Reading Between the Trees of the Sustainable Argument

In an ode to sustainable development (in which I play a bit role as the other side), Frank Carini points out how the creation of the Environmental Protection Agency (EPA) led to the income inequality that we see around us today:

… average compensation for the chief executive officers of the top 350 U.S. firms was $15.2 million in 2013, up 2.8 percent since 2012 and up 21.7 percent since 2010, according to the Economic Policy Institute (EPI).

Also, according to EPI, from 1978 to 2013, CEO compensation, adjusted for inflation, increased 937 percent — more than double stock-market growth and substantially greater than the 10.2 percent growth in a typical worker’s compensation over the same 35 years.

In 1965, five years before Nixon created the EPA, the CEO-to-worker compensation ratio was 20 to 1, and by 1978 it was 29.9 to 1. In 2013, the ratio was 295.9 to 1, according to EPI.

OK. You caught me.  I’m playing games, here.  Carini’s point wasn’t that the correlation of a regulatory explosion with increasing income inequality proves the former cause the latter.  His point is that the correlation of said regulations and economic development proves that there is no causation.

But it is interesting that he uses statistics of income inequality as the evidence that environmental regulations have not “strangled the U.S. economy and undermined economic competitiveness,” as if a growing economy is implicitly something to benefit the 1%.  The economic development of the sustainabalists implicitly acknowledges the idea of “trickle down” economics, although it seeks to let the government (and progressives) do the trickling.

This curious insinuation rises up throughout the piece — throughout the whole sustainable development argument — like radon in a basement.  Consider:

This flipped-upside-down economic model would feature policies that call for sustainable practices, reduced energy use, the efficient use of resources and a fairer distribution of wealth, according to its advocates. They say a sustainable economy focuses on eradicating poverty, educational empowerment and environmental protection.

Carini’s article is already long, but it should have been longer if “the focus” of sustainable development actually puts an emphasis on social welfare goals, rather than the environmental goals on which he spends most of his words.  Progressives can’t just assume that doing things they believe are good for the environment will magically (praise Gaia) be good for the poor, too.  They might be, but it’d be an extensive argument.

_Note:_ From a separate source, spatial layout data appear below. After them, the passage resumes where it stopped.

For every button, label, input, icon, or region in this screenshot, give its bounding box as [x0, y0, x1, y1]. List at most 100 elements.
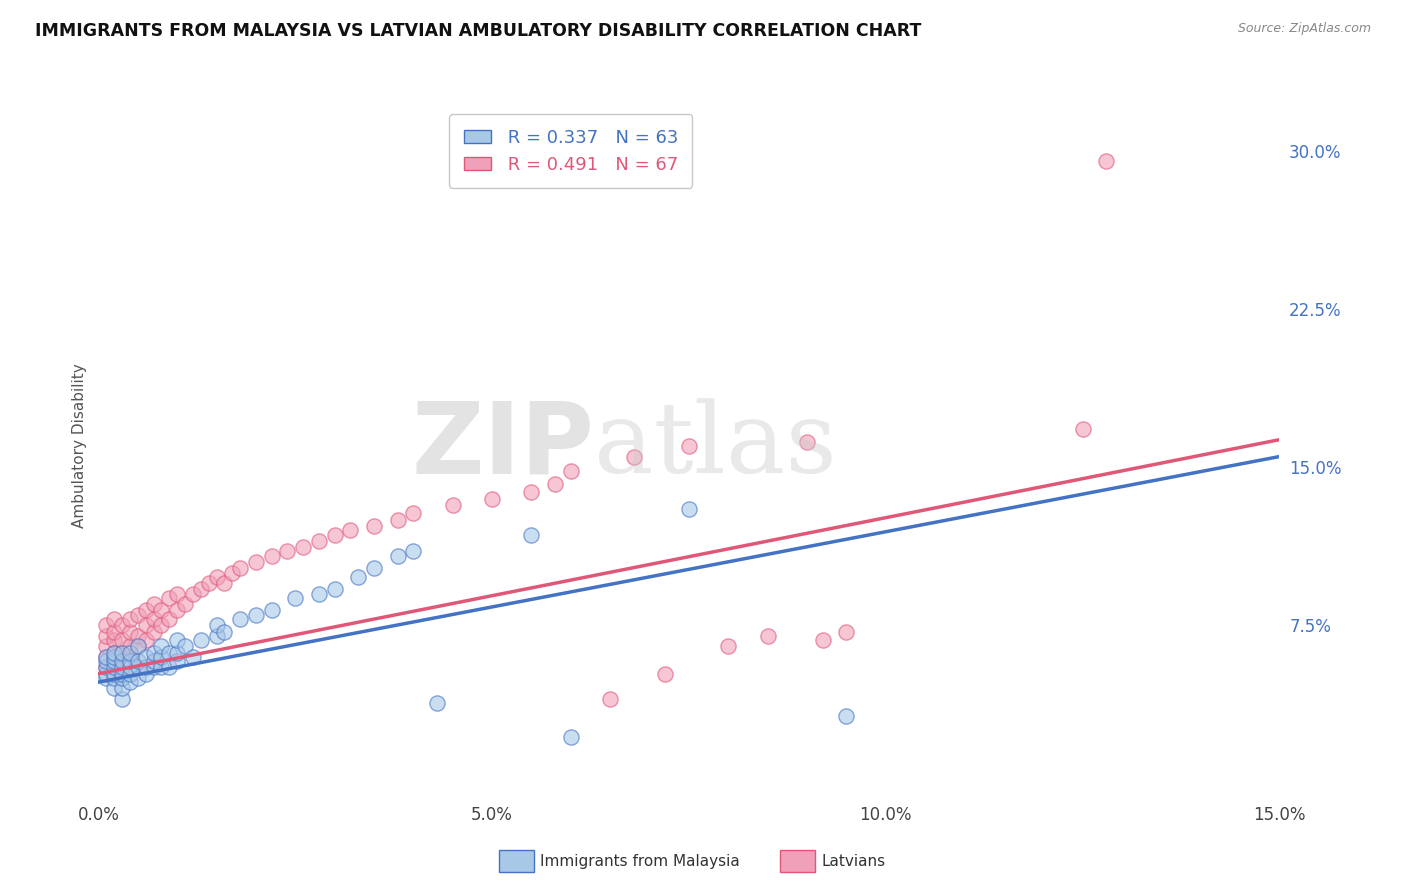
Point — [166, 632, 188, 647]
Point — [103, 646, 125, 660]
Point — [111, 666, 134, 681]
Text: Latvians: Latvians — [821, 855, 886, 869]
Point — [127, 607, 149, 622]
Point — [150, 618, 173, 632]
FancyBboxPatch shape — [499, 850, 534, 872]
Point — [142, 660, 165, 674]
Point — [103, 612, 125, 626]
Point — [103, 671, 125, 685]
Point — [157, 646, 180, 660]
Point — [150, 660, 173, 674]
Point — [402, 544, 425, 558]
Point — [96, 660, 118, 674]
Text: ZIP: ZIP — [412, 398, 595, 494]
Text: Immigrants from Malaysia: Immigrants from Malaysia — [540, 855, 740, 869]
Point — [111, 632, 134, 647]
Point — [111, 646, 134, 660]
Point — [363, 519, 385, 533]
Point — [111, 681, 134, 696]
Point — [426, 696, 449, 710]
Point — [402, 507, 425, 521]
Point — [111, 692, 134, 706]
Point — [276, 544, 298, 558]
Point — [111, 660, 134, 674]
Point — [229, 612, 252, 626]
Point — [157, 612, 180, 626]
Point — [308, 533, 330, 548]
Point — [150, 640, 173, 654]
Point — [96, 660, 118, 674]
Point — [544, 477, 567, 491]
Point — [190, 582, 212, 597]
Point — [118, 624, 141, 639]
Point — [245, 607, 267, 622]
Point — [363, 561, 385, 575]
Point — [111, 646, 134, 660]
Point — [678, 502, 700, 516]
Point — [118, 654, 141, 668]
Point — [103, 649, 125, 664]
Point — [118, 666, 141, 681]
Point — [111, 618, 134, 632]
Point — [127, 640, 149, 654]
Point — [150, 649, 173, 664]
Point — [441, 498, 464, 512]
Point — [166, 646, 188, 660]
Point — [678, 439, 700, 453]
Point — [323, 527, 346, 541]
Point — [229, 561, 252, 575]
Point — [111, 660, 134, 674]
Point — [520, 485, 543, 500]
Point — [181, 586, 204, 600]
Point — [135, 666, 157, 681]
Point — [127, 660, 149, 674]
Point — [96, 649, 118, 664]
Point — [245, 555, 267, 569]
Point — [118, 675, 141, 690]
Point — [756, 629, 779, 643]
Point — [135, 603, 157, 617]
Point — [111, 654, 134, 668]
Point — [135, 632, 157, 647]
Legend:  R = 0.337   N = 63,  R = 0.491   N = 67: R = 0.337 N = 63, R = 0.491 N = 67 — [450, 114, 692, 188]
Point — [1071, 422, 1094, 436]
Point — [103, 660, 125, 674]
Point — [96, 629, 118, 643]
Point — [205, 629, 228, 643]
Point — [811, 632, 834, 647]
Point — [197, 576, 219, 591]
Point — [190, 632, 212, 647]
Y-axis label: Ambulatory Disability: Ambulatory Disability — [72, 364, 87, 528]
Point — [221, 566, 243, 580]
Point — [103, 654, 125, 668]
Point — [323, 582, 346, 597]
Point — [96, 654, 118, 668]
Point — [835, 624, 858, 639]
Point — [599, 692, 621, 706]
Point — [181, 649, 204, 664]
Point — [103, 646, 125, 660]
Point — [560, 730, 582, 744]
Point — [292, 540, 315, 554]
Point — [135, 660, 157, 674]
Point — [205, 618, 228, 632]
Point — [118, 649, 141, 664]
Point — [260, 603, 283, 617]
Point — [96, 671, 118, 685]
Point — [481, 491, 503, 506]
FancyBboxPatch shape — [780, 850, 815, 872]
Point — [103, 632, 125, 647]
Point — [96, 640, 118, 654]
Point — [135, 649, 157, 664]
Point — [560, 464, 582, 478]
Point — [142, 646, 165, 660]
Point — [214, 624, 236, 639]
Point — [166, 586, 188, 600]
Point — [339, 524, 361, 538]
Point — [260, 549, 283, 563]
Point — [96, 666, 118, 681]
Text: atlas: atlas — [595, 398, 837, 494]
Point — [127, 640, 149, 654]
Point — [103, 624, 125, 639]
Point — [118, 660, 141, 674]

They also can’t ask the lower classes simply to trust them to rebuild the income ladder.

Indeed, some of the history of economic development that Carini complains caused environmental devastation involves poorer families working themselves through to the middle and upper classes by utilizing the resources (like fish) that abound in this part of the world.  When turning to the future, the article gives some sense of what a “sustainable economy” might look like.  There’s a good bit of talk about the value of vacationland and amenities for white collar workers:

In fact, there are those who believe a more vibrant local food scene would make the region more attractive to business professionals, students and tourists.

“People want a high quality of life and food is s big part of that,” said Leo Pollock, network coordinator for the Rhode Island Food Policy Council. “We already have a strong food culture here, and there is momentum to build on.”

Of course, in addition to jobs facilitating (rather than taking) vacations and leisure, there will also jobs to be found in government, and in industries created by government mandates, as can be read between the lines when Carini writes, “environmental protection is no less an industry than, say, the manufacturing of costume jewelry.”  Another missing piece, though, is the acknowledgment that the money has to come from somewhere.

“Sustainable development” starts to sound like a planned economy in which poor, working, and lower-middle-class people can’t do anything except work menial jobs serving the wealthy or filling seats created by government, directly or indirectly.  The one opportunity will be if they pursue the careers that the central planners tell them to pursue.  (The progressive-backed bill H5226 comes to mind, because it would give college grads two years worth of free college loan payments at the expense of the rest of us.)

The dystopia of Aldous Huxley’s Brave New World is highly “sustainable,” and in it, human beings are raised up as resources and cultivated to fulfill their preordained roles in the society, from the Alphas to the Gammas.  Central planning may not have caused that dehumanization of humanity, but it certainly did correlate well with it, and schemes like RhodeMap RI will, too.

After all, one thing to be sustained is the income and power of those doing the planning.  They can’t have any upstart déclassé entrepreneurs messing with their vacation spots and leaving their favorite restaurants with a shortage of busboys while simultaneously siphoning off the output human money mill toward things that people actually want.